#Data processing excercise
Java 9 and Gradle 4.6 was used to build the project.
Execute "gradle run" to run with default argument values, if missing - output files will be created:
- "Views.csv"
- "Clicks.csv"
- "ViewableViews.csv"
- "ViewsWithClicks.csv",
- "FilteredViews.csv"
- "statistics.csv"
- "1200000"
- "3"
"gradle jar" will create a fat jar file with included needed dependencies in build/lib folder.
Launching the jar file with "java -jar stream-join-1.0.0-SNAPSHOT.jar" will handle files in the same directory with default names or passed in as parameters
Launching the jar file "java -jar stream-join-1.0.0-SNAPSHOT.jar "Views.csv" "Clicks.csv" "ViewableViews.csv"" will expect that provided input csv files exist and are reachable.
The other three values are treated as 3 output file names (defaults being "ViewsWithClicks.csv", FilteredViews.csv" and "statistics.csv").

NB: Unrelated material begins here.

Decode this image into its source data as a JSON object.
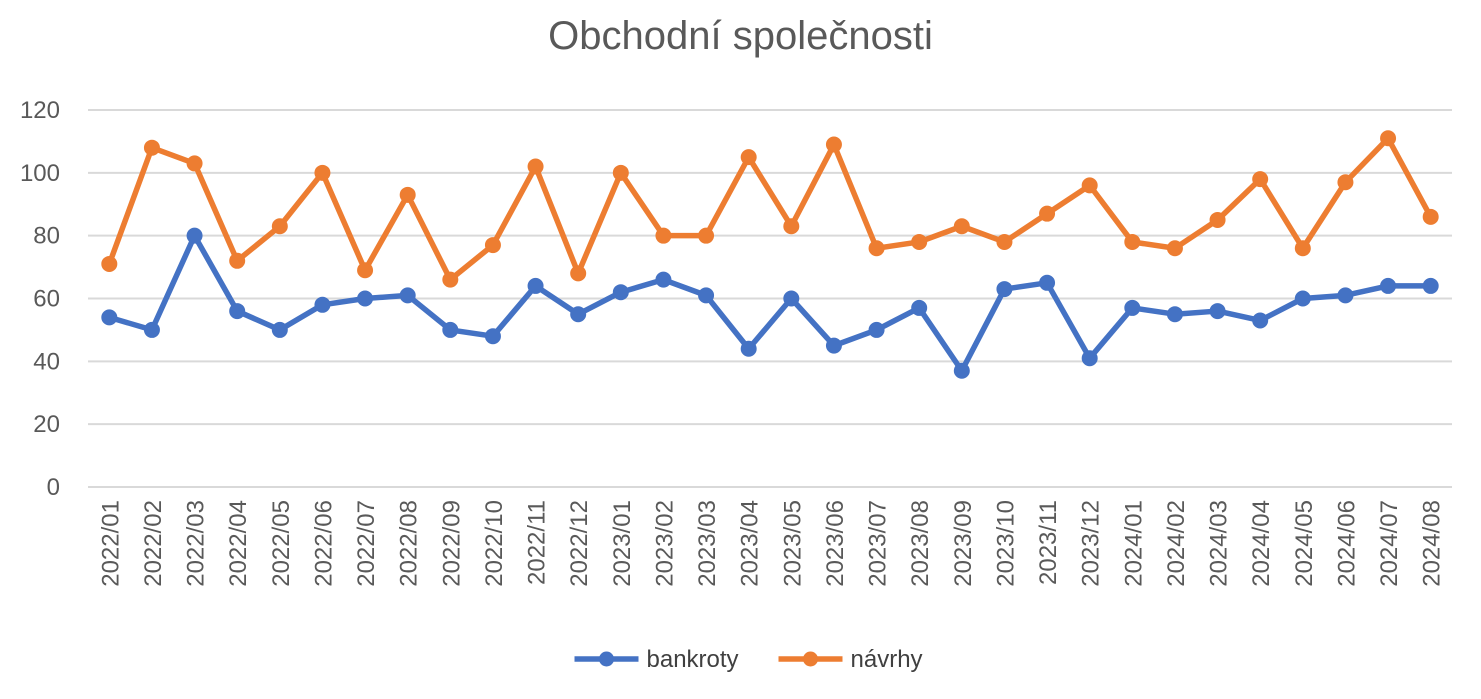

Finally - last two parameters are for handling timeWindow and bufferSize constants, defaults are 1200000 (20 minutes) and 3. Chosen after some experimentation to minimize execution time. Max differences found were about 2.4 minutes, so 300000 could be considered safe(?) lower boundary.
- timeWindow is an long value in milliseconds, which defines how far from a given view event Clicks and Viewable View events should be searched. It is also used when refreshing ADAmateurishCache to determine its size.
- bufferSize value is an integer multiplier, which defines how many timeWindows in advance should be included in ADAmateurishCache.
So, to specify all possible values for a jar file, one could use the below:
java -jar stream-join-1.0.0-SNAPSHOT.jar "Views.csv" "Clicks.csv" "ViewableViews.csv" "ViewsWithClicks.csv", FilteredViews.csv" "statistics.csv" "1200000" "3"
".idea" folder is used by IntelliJ, had to update some settings manually to avoid coverage calculation output folder usage issues, can be safely ignored if building with gradle or running jar files.